Homenagem ao meu pai
CASO PROIBIDO
Era
um caso de amor profundo, uma questão de raízes, um tipo de sentimento infinito
até. Trinta e três anos de paixão! Ele, a trezentos quilômetros de distância,
seu esteio, exemplo, segurança. Ela, frágil, mas corajosa, débil e às vezes inconsequente
pela vontade de viver e saltar barreiras que a idade impunha. Matilde o
carregava em seu coração num desejo de posse avassalador. Ela amava o seu
caminhar, o gesto dele pôr os braços para trás, o assopro quando perdia a
paciência e ria-se dos impropérios que Lauro esbravejava em sua língua de
origem. Ela desconhecia em parte os significados. Mas seus signos eram claros:
queria tudo em ordem, a mesa servida no horário exato, a comida com tempero
suave, o silêncio na hora da refeição, o cafezinho depois junto ao cigarro
filado. No final do dia, somavam mais de um maço. O médico proibira, ele não
comprava mais.
Quando
Matilde estava passando um tempo com ele, ao escutar o apito da fábrica, ia
buscá-lo. Cansado do trabalho, ele demonstrava alívio. Era um momento de êxtase
para ela: o caminhar lento de quem lidara o dia inteiro, o modo de atirar o
casaco sobre o ombro direito, as muitas chaves da fábrica no molho preso ao
cinto, o ouvir o próprio ruído ecoando do soalho nos barrotes, o verificar
portas e janelas, os conselhos dados ao vigilante na guarita e, antes de cruzar
o portão de ferro, o “não se esqueça de alimentar e dar de beber aos cães”.
Eles
continuavam pela calçada coberta de terra seca daqueles dias de verão que
margeava a avenida de paralelepípedos que se perdia atrás da Brigada Militar.

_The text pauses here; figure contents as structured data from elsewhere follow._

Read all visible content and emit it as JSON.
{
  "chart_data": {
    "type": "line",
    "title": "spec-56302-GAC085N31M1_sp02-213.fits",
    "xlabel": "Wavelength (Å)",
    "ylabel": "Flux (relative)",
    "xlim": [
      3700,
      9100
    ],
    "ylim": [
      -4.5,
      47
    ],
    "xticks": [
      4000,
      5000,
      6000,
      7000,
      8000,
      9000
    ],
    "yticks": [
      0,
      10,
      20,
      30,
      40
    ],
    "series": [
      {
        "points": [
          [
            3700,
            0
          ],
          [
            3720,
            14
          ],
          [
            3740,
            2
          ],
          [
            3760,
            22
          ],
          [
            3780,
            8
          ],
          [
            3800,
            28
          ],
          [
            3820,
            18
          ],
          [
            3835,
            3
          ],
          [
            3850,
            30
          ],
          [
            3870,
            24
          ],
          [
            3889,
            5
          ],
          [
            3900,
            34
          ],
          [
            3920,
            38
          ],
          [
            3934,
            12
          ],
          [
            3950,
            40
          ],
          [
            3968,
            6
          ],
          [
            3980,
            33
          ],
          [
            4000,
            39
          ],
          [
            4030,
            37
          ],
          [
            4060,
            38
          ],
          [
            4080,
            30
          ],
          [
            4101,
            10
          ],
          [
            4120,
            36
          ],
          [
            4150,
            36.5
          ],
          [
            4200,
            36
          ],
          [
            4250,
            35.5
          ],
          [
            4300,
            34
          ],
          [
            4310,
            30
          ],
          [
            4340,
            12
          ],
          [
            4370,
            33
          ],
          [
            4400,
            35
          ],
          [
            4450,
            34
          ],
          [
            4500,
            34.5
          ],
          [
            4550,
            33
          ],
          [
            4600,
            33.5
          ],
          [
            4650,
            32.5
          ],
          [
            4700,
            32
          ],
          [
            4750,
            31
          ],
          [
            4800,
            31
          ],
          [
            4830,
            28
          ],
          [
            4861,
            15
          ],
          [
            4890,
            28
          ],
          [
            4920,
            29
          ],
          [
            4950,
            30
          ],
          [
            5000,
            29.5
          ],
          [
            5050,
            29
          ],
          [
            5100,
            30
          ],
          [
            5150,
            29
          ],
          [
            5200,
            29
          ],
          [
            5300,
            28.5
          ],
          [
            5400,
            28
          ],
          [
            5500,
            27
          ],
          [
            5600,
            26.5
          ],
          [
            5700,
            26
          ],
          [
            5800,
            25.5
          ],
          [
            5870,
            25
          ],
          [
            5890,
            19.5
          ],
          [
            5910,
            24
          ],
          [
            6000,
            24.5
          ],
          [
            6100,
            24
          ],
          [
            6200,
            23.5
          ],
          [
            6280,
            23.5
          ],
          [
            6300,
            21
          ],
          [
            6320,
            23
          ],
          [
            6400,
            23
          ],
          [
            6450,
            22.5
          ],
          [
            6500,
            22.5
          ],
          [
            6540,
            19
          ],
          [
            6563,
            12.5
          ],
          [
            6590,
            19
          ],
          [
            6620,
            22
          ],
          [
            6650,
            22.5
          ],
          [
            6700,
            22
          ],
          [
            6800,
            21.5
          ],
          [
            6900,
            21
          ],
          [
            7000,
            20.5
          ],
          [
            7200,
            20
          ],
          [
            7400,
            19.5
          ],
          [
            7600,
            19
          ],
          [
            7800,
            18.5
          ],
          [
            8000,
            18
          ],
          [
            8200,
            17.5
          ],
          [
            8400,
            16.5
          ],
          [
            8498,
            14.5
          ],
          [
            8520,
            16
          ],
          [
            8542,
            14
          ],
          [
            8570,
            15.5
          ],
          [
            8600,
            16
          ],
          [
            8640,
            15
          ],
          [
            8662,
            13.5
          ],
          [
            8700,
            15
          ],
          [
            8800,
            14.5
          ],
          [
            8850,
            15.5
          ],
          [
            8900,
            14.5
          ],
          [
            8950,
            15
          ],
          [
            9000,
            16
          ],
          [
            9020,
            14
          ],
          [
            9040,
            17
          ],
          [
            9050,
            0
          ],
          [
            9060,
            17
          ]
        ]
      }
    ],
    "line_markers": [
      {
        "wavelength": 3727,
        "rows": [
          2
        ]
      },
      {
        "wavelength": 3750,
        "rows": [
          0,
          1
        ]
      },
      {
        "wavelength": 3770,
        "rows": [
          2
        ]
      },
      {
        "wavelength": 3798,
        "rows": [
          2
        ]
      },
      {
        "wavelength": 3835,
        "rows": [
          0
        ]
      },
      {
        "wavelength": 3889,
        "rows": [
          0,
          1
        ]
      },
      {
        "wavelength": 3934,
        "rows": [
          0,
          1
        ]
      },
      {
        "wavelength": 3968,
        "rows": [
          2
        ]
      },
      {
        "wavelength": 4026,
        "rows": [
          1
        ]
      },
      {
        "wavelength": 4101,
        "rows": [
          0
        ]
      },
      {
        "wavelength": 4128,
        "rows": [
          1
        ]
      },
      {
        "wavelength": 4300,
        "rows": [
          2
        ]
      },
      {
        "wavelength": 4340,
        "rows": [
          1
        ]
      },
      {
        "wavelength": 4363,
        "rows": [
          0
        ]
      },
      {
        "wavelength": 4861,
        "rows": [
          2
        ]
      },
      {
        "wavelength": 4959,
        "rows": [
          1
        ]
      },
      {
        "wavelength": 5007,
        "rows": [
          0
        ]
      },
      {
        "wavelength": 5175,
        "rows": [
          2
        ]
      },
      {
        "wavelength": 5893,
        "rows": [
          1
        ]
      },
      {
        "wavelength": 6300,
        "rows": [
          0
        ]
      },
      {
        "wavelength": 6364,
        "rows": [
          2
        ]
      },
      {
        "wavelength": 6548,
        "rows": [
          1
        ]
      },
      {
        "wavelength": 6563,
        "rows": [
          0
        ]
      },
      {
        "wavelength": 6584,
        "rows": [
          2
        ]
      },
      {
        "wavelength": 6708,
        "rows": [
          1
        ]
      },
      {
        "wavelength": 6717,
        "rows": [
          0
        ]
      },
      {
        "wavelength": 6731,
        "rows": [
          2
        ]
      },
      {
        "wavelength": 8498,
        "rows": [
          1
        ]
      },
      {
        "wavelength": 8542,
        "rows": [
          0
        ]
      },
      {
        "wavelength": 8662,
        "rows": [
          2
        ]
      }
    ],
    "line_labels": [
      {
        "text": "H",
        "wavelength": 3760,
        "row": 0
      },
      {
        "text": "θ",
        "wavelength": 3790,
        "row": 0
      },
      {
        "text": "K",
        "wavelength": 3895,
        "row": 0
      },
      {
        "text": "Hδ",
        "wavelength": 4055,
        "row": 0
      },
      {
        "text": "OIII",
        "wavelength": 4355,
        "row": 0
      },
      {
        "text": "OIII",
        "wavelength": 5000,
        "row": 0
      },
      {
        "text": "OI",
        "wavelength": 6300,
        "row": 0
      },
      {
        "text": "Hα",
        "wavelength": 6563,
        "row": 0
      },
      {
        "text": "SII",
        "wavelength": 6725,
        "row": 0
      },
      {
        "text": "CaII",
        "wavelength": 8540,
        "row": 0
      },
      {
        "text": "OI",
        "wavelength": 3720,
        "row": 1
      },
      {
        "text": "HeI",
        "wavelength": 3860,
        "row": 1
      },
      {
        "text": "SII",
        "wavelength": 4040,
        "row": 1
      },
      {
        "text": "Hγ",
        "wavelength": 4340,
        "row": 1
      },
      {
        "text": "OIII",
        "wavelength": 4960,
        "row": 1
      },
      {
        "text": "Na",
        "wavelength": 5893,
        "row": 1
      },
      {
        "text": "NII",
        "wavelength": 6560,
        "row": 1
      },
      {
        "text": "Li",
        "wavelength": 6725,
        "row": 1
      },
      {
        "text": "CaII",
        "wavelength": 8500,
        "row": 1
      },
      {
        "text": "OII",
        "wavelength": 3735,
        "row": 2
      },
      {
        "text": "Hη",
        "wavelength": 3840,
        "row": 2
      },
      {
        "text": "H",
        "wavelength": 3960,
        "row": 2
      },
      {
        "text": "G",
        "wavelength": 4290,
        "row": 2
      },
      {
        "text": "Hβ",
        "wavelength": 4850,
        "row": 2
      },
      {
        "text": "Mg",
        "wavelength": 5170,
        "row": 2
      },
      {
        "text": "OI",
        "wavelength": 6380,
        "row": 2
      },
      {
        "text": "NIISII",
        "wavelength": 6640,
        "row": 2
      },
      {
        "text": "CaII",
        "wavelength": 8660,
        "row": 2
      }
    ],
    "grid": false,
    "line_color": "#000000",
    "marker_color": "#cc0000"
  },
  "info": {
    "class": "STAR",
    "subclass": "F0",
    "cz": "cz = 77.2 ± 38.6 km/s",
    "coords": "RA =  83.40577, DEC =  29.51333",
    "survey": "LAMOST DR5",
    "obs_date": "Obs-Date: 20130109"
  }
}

E
viam o pôr-do-sol. Ele a olhava com cara marota de menino adolescente e
sorrindo dava-lhe um sonoro beijo espichando os lábios para alcançar sua face.
Chegavam em casa aos latidos do Duque. Havia o costume de limpar os pés na
grama, antes de ultrapassar a soleira. O chimarrão os esperava após o banho,
quando ele mostrava seu recato. Nunca se vestia na frente ela. Apenas quando ia
ao sanitário, não fechava a porta. Ela ouvia o som de um jato e ficava imaginando
como poderia acertar no escuro. O lugar nunca cheirava mal. Era muito
cuidadoso, sempre lavava as mãos ao chegar. Depois da janta, ela aguardava o
momento que seus olhos diziam: pode vir. Sentava no seu colo, então, lia o
jornal em voz alta. Ele escutava e marcava as notícias para ela recortar depois.
Era o que Matilde fazia enquanto durava a sesta. Lauro sempre descansava após
as refeições, como descansa agora, naquela cadeira do papai, para sempre.
Conto publicado no livro: COSTI, Marilice. Tempos Frágeis. Porto Alegre: Movimento, 2009.